With this dilemma, in front of him, he didn’t hear what I was saying and instead defended the doctors and ultimately hung up on me. Well, I did get a little hot under the collar just before he said “I am not going to have you holler at me, I am hanging up on you now.”   He later apologized (once he discovered the missing piece of paper) and listened to what I was saying and suggested I go to the Doctor in charge of all Hospitalists.

All of the doctors and nurses cared about Betty and wanted to provide the best possible care for her.  I think, however the way in which they are scheduled doesn’t allow for THEM to provide continuity of care.  At best they can write good notes and then when they come on duty with a new patient read the notes the last doctor or nurse left very carefully.  That is something but it isn’t reliable.  People get tired, get stressed and forget things. To turn over critical information about patients is something that requires extraordinary skill – – and the amount of turn over being required by these doctors is an added responsibility which, I believe takes them away from what they are there for – – to care for the patient effectively.  To have an environment which allows for the medical staff to excel and be extraordinary doctors and nurses there needs to be a structure that allows them to do that.  This is not it.

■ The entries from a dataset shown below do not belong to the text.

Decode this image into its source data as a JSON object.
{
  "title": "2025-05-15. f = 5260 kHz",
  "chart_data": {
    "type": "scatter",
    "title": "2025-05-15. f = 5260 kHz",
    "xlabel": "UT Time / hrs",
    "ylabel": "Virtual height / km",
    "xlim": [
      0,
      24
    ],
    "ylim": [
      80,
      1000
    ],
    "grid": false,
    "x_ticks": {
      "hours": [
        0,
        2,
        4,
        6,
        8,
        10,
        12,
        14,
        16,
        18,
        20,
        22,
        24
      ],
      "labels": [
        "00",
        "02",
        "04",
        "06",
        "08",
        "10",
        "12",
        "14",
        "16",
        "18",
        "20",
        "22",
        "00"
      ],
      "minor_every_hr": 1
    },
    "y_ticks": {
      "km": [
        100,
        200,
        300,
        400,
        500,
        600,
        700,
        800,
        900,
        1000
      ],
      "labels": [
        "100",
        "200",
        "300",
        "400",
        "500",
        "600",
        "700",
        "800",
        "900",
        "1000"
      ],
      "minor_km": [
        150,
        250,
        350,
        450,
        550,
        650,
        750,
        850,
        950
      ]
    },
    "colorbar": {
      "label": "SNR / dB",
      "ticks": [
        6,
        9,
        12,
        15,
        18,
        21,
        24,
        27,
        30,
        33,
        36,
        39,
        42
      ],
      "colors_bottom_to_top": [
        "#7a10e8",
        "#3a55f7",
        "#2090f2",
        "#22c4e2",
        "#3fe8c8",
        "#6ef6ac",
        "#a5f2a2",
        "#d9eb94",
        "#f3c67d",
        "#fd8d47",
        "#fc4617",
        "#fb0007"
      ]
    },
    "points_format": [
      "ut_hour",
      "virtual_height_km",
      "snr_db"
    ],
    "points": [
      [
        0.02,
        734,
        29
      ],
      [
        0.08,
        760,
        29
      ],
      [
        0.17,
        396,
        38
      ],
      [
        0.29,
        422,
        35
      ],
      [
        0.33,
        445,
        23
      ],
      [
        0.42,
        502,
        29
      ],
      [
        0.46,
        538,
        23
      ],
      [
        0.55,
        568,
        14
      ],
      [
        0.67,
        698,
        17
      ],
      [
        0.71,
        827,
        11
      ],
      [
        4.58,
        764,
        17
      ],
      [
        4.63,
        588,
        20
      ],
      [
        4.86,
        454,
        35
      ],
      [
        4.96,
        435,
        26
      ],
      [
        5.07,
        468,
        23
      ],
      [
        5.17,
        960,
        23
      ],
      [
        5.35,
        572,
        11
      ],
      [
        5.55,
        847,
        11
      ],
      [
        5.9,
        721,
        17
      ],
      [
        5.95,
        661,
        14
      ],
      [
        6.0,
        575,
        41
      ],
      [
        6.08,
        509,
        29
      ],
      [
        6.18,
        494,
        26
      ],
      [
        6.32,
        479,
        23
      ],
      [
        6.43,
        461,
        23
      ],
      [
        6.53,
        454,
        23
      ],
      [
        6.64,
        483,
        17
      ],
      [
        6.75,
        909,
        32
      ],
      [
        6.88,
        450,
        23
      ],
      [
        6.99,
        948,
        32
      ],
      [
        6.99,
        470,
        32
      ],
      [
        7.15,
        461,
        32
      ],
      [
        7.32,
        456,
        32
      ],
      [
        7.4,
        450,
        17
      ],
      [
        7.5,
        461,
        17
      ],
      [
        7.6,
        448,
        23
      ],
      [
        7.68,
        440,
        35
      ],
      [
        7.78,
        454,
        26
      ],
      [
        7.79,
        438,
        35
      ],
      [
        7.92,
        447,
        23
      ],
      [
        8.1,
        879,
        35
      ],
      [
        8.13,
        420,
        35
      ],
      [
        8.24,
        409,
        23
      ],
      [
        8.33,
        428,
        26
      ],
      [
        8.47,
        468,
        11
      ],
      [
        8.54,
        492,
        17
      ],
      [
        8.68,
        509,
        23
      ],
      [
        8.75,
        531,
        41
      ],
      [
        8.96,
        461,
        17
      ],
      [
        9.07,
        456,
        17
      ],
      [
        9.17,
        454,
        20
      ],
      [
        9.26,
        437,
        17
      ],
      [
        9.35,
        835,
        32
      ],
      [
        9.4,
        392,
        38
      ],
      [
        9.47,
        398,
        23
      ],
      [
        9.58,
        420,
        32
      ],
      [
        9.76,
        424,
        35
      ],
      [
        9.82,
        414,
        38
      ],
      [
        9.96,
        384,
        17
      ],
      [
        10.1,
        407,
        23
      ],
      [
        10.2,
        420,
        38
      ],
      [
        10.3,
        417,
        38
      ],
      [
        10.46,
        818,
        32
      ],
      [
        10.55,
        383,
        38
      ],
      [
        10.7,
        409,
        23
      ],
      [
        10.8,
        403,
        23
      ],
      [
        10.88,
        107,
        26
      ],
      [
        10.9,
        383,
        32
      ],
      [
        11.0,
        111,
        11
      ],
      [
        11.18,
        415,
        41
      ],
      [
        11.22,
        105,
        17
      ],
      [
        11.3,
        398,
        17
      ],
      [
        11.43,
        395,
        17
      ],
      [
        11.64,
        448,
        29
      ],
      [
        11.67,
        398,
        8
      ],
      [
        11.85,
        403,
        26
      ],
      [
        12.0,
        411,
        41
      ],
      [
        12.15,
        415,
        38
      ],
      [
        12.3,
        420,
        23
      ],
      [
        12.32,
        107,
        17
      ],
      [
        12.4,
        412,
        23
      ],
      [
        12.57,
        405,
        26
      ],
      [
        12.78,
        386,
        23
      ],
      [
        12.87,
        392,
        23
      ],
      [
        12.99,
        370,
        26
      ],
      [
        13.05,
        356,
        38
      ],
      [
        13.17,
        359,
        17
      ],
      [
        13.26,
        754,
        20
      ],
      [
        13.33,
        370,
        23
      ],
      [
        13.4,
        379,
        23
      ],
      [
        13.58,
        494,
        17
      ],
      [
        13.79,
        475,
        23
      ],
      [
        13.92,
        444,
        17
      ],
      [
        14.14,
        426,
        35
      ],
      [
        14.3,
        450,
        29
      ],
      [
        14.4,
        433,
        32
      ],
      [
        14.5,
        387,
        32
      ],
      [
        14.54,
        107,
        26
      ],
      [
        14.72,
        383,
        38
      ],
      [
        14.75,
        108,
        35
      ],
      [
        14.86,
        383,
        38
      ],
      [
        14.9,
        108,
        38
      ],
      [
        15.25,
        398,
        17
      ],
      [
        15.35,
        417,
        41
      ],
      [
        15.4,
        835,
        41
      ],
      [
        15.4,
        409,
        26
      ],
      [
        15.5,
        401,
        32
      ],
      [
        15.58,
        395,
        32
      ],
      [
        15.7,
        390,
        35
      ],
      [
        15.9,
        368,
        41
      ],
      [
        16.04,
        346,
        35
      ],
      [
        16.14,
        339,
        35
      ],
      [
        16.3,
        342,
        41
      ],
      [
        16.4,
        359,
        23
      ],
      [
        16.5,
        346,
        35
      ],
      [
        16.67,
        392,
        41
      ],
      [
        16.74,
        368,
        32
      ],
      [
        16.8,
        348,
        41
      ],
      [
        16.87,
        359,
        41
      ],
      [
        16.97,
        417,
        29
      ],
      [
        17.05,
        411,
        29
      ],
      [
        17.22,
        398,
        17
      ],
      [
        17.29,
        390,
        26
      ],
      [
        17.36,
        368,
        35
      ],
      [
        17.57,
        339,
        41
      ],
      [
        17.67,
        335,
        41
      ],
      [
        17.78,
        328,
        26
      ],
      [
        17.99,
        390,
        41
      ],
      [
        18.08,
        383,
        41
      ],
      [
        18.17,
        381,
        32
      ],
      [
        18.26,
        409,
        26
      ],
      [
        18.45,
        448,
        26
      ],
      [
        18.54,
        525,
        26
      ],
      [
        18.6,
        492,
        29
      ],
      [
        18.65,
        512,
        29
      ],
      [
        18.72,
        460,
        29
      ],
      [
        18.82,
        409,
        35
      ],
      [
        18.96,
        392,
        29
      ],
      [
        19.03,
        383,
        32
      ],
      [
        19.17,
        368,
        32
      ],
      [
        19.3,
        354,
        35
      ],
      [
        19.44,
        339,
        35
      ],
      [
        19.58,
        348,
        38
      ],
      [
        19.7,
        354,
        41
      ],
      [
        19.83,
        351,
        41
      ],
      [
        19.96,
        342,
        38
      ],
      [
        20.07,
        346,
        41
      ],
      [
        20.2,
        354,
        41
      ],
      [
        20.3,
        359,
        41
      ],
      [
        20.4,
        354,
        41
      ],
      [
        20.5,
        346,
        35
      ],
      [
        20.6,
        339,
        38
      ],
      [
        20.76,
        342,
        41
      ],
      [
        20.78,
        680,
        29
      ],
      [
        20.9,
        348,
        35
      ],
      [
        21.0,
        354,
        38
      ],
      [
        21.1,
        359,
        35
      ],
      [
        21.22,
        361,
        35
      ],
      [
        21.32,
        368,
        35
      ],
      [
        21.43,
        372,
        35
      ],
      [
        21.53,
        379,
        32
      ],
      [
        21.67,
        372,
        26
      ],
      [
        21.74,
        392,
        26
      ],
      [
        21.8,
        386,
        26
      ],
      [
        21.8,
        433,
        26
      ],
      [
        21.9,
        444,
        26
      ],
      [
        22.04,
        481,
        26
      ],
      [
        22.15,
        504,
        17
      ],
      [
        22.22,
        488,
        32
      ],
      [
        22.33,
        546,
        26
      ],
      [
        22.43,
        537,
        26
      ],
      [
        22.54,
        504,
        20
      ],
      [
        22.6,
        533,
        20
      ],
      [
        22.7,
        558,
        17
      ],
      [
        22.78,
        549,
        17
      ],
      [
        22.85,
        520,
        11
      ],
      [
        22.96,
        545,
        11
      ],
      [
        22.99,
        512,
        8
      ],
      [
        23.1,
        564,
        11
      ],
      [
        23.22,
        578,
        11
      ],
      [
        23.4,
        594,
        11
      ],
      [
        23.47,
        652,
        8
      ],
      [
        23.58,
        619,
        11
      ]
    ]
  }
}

Now the question is, what am I going to do about it?  The system is so big and so entangled that I couldn’t possibly understand it all from here – outside as a friend of a patient.  Saying something is really the only action I can take.  Calling the doctor in charge of the hospitalists is a start.  Perhaps a letter to the editor is another step.  The other thing I can do is research where there is a better hospital to plan for any possible emergencies I or my family might undergo – that is for my own peace of mind.  I could do all of these things.

One step at a time, pressed up against the resignation of being able to truly make a difference in such a large and intricate culture of unworkability.  I can chose to step or I can chose to ignore it.  Well, I guess writing this is a step, isn’t it?  A phone call is not a difficult thing to do.

“Hello, may I speak to Dr. Stellone?”